With only 20 houses widely separated by prosperous farms and with forests touching college buildings, Amherst offiered students few diversions. The chief recreation was religion. The Theological Society met informally to pray individually and collectively in a religious revival so intense that Moore was drawn in, but the extra efforts, added to his excessive load, undermined his naturally strong Scotch-Irish constitution. Aged 53, only two years after accepting the presidency, he was seized with "a bilious colic." One of his students recorded: "The college was literally a place of tears. Prayer was offered unto God unceasingly for him. We have never seen more heartfelt sorrow than was depicted in the countenances of nearly a hundred young men, all of whom loved him as their own father."

He died June 25, 1823, four days after the attack. At the funeral services the senior class petitioned the trustees to permit them to resign and transfer to another college, for the prospect of receiving their diplomas from another's hand and indeed of Amherst's survival without Moore as leader was too grim, but the trustees persuaded them to change their mind.
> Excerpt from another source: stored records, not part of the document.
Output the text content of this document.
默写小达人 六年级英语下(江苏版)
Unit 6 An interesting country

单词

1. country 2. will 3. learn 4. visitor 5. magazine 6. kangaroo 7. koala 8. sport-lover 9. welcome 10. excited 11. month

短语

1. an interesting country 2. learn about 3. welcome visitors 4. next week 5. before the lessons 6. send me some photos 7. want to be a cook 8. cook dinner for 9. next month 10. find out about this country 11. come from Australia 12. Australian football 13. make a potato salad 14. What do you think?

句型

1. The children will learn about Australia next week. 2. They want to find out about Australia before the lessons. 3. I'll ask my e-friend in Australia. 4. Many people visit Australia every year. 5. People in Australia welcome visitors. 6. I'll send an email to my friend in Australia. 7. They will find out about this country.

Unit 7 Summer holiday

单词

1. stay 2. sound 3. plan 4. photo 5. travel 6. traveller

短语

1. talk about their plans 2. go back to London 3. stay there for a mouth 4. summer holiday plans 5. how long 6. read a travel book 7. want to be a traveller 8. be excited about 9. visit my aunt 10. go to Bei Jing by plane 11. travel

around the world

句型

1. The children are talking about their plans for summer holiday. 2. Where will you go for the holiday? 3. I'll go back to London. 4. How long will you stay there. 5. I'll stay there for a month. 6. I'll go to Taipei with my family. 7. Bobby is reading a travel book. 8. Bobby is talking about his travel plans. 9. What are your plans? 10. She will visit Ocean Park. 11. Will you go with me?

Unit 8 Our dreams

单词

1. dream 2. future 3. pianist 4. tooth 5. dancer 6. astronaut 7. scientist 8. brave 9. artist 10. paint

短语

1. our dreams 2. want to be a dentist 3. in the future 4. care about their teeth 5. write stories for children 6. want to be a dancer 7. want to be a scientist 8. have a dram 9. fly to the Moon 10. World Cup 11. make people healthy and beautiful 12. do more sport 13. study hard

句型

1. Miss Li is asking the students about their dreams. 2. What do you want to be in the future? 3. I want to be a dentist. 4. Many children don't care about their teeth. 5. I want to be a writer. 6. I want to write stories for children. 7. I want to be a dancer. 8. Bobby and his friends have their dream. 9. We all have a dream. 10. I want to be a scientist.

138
FOUNDER of two colleges and president of three - Cincinnati, Kenyon, and Jubilee - Philander Chase, Class of 1796, planted the Protestant Episcopal Church in Ohio, extended it to Illinois, throughout the Middle West, and into Pennsylvania. When President of Cincinnati College (1822-1823), he became convinced that a vital American need was an Ohio theological seminary for pious young men. Attempts to raise funds proved abortive, Chase determined to solicit in England where, because of his buoyant zeal, he had considerable appeal. In a letter to his brother, he wrote, "I must not, cannot see my country again - I must lay my bones in England or in some distant land —if $50,000 be not raised for the Seminary." With a little less than $30,000, he changed his mind about his bones and returned to found Kenyon in Gambier, names chosen to honor two principal donors.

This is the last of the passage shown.